Object-Oriented Library Efforts: POOMA, Tulip, and PAWS

John Reynders, Los Alamos National Laboratory

In 1995, the National Science Foundation awarded a contract to a group of CRPC researchers and colleagues to study Problem Solving Environments (PSEs). PSEs are integrated collections of software tools that scientists can use to facilitate solving computationally intensive problems. (See Winter 1996 Parallel Computing Research, page 11.) Led by K. Mani Chandy of Caltech, the group includes collaborators from Los Alamos National Laboratory, Indiana University, Drexel University, and New Mexico State University. The project spans four related areas, one of which is the development of object-oriented libraries of parallel program templates to support PSEs.
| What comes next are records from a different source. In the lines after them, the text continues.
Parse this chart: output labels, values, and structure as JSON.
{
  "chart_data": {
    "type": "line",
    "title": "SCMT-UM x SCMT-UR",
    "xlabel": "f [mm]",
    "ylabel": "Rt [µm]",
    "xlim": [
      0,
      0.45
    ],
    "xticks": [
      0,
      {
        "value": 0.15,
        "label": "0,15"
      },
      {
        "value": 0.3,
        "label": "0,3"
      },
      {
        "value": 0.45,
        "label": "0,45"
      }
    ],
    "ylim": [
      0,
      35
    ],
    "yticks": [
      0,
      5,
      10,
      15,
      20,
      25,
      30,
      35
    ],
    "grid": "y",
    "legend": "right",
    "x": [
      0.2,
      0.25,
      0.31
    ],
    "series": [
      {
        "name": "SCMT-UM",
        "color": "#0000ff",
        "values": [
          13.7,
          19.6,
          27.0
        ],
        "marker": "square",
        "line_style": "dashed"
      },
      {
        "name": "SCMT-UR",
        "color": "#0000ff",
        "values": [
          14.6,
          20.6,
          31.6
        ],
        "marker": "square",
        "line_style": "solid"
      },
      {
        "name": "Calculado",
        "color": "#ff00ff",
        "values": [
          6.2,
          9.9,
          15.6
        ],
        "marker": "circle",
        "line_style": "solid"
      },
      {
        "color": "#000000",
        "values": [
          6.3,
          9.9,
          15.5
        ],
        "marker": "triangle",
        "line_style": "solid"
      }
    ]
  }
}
Following are descriptions of three efforts in this area that are currently underway at the Los Alamos National Laboratory (LANL) Advanced Computing Laboratory.

POOMA

The Parallel Object-Oriented Methods and Applications (POOMA) FrameWork effort is an application-driven software infrastructure of layered class libraries designed to increase simulation lifetime, portability, and agility across rapidly evolving high-performance computing architectures. The POOMA FrameWork achieves these goals through:

Code portability across serial, distributed, and parallel architectures with no change to source code
The development of reusable, cross-problem-domain components to enable rapid application development
Code efficiency for kernels and components relevant to scientific simulation
Driving the FrameWork design and development with applications from a diverse set of scientific problem domains
Shortening the time from problem inception to working parallel simulations

The FrameWork provides an integrated layered system of objects in which each object higher in the FrameWork is composed of or uses objects that are lower in the FrameWork. In the case of the POOMA FrameWork, the higher layers provide objects that capture the main abstractions of scientific problem domains (particles, fields, matrices) in a representation of mathematical expressions preserved in the application source code. The interface to these high-level objects are mostly data parallel and array syntax structures that provide the application developer with a familiar programming environment. Many new users to the FrameWork are able to build simple working POOMA codes in a single day with no knowledge of C++.

The objects that are lower in the FrameWork focus more on capturing the abstractions relevant to parallelism and efficient node-level simulation, such as communications, domain decomposition, threading, and load balancing. Although a high-level interface may be data-parallel, this does not preclude the low-level constituent objects from participating in a task-parallel manner. This provides the ease of a data-parallel interface with the efficiency of MIMD implementation.

This layered approach provides a natural breakdown of responsibility in application development. Computer science specialists can focus on the lower realms of the FrameWork optimizing kernels and message-passing techniques without having to know the details of the application being constructed. The physicists, on the other hand, can construct algorithms, components, and simulations with objects in the higher levels of the FrameWork without having to know the specific implementation details of the objects that compose the application. This design allows for efficient team code development with no single member of the team having to know all the details of the computer and physics problem domains. With the POOMA FrameWork, it is possible for a scientist to build an application that runs on a variety of distributed memory architectures without any knowledge or understanding of parallel simulation.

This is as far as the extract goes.